After a run-up lasting 12 years, James Cameron has taken an almighty flying leap into the third dimension. His first new film for over a decade is in super-sleek new-tech 3D, and it is breathlessly reported to have taken the medium of cinema to the next level. And who knows? When Michelangelo completed his sculpture of David in 1504, he probably thought it made flat paintings look ever so slightly Betamax. Maybe he put a consoling arm round the shoulder of Sandro Botticelli as the two men looked ruefully at Primavera, and murmured caustically: "Little bit eight-track, isn't it darling? A touch Sinclair C5, a smidgen video top-loader – compared to, you know, sculpture?" That extra dimension makes the difference, and a recent village fete in Ilfracombe offered an absolute game-changer of a hoopla-stall in hi-def first-person interactive 3D – or 4D, come to think of it, if you count the time dimension.
After the extremes of hype and backlash attending Cameron's solemn "unveiling" of a taster-trailer earlier this year, the film itself emerges as a watchable and entertaining if uncompromisingly ridiculous sci-fi spectacular, unable to decide if it wants to kick the ass of every alien in sight or get all eco-touchy-feely with them. It's a Dubya movie trying its darnedest to get with the new Obama programme.
One hundred years or so hence, planet Earth is attempting to solve its energy issues by mining a rare new mineral cutely called "Unobtainium". This mineral is only to be found on a distant planet, in the very centre of a lush tropical forest, packed with quirky-scary CGI animals, under a giant Edenic tree which is the spiritual home of the planet's aboriginal inhabitants: 12-ft blue quasi-humanoids called the Na'vi, who have pointy ears, flat noses, ethnic dreadlocks, beads, and who all look like Angelina Jolie's ugly sister, especially the men. An American mining corporation has established a private army base there, getting ready to drive the natives off their land, led by the psychotically gung-ho Col Miles Quaritch (Stephen Lang) – a mixture of Robert Duvall in Apocalypse Now and Slim Pickens in Dr Strangelove. There is talk of fighting "terror with terror" and unleashing a "shock and awe" campaign.

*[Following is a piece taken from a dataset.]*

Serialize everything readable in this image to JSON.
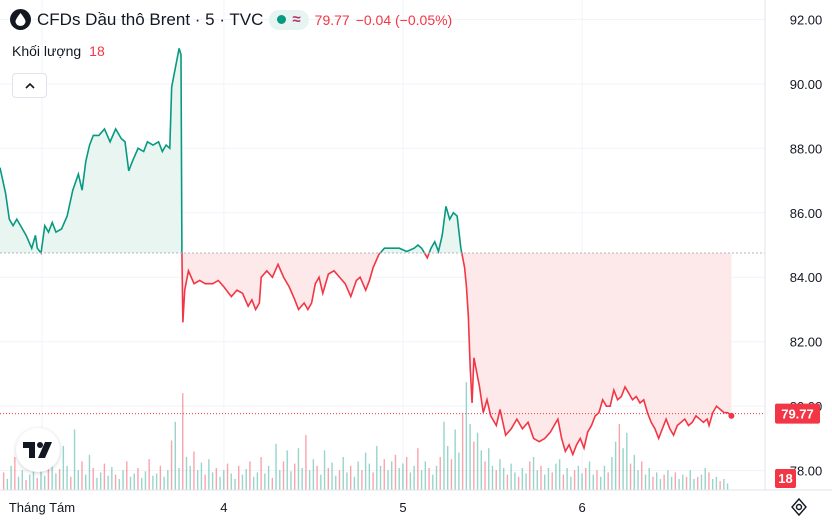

But as part of a PR-led hearts-and-minds programme, it also has a scientific unit led by Dr Grace Augustine, played by Sigourney Weaver, which plans to study the inhabitants, get to know them, and crucially create remote-controllable Na'vi bodies or "Avatars", which individual humans can pilot from afar into the jungle, to parley with the natives in their own exotic, subtitled language and ask what it might take to get them to withdraw voluntarily. And one such pilot is Jake Sully, played by Sam Worthington, a badass former soldier now injured and permanently in a wheelchair.
He is thrilled at the glorious virtual-reality of his new 12-ft Avatar alien body; he exults in the jungle adventure, and at first wants only to spy on the Na'vi to facilitate the upcoming invasion. But then he meets the beautiful female Neytiri (Zoe Saldaña) and goes native. Sully sees a chance for something that, as a disabled war veteran, he thought might be forever denied him: a chance to have non-disabled sex – and fall in love. When the big battle comes, Jake finds himself fighting for the Na'vi, on the side of the colonial oppressed.
The digitally created world meshes pretty much seamlessly with ordinary reality in an undoubtedly impressive way. But Cameron has always been a technical pioneer. Schwarzenegger's T1 robot chassis was a marvel of special effects, and in Titanic, it wasn't simply a matter of creating the great sinking itself. An extraordinary number of quite ordinary-looking locations and scenes were fabricated in front of a green-screen in way we didn't quite grasp at the time. The effects of Avatar are certainly something to see, especially on an Imax screen the size of an upended football field. But it's difficult to tell if the game has really been changed or not. How we all goggled at the detail and definition of the images in Shrek in 2001 – a film now admired for the quality of the script and characterisation. And I remember being in the audience for Jurassic Park in 1993, and hearing someone in the auditorium almost hyper-ventilate with astonishment at those ultra-realistic dinosaurs. And now … well … Jurassic Park … it's something you glimpse on ITV4 while switching over to watch Dave.
But perhaps we're all looking in the wrong direction, frantically inspecting Avatar for evidence of James Cameron's hi-tech machismo and undiminished box office clout. Strip away from this movie the director's massive reputation, and you have a truly weird story about an aggressive futureworld corporation bankrolling avatar-technology so that human beings can insinuate themselves into the lives of aliens to seduce them. What an indie-freaky idea it is – and that is what makes it an experience.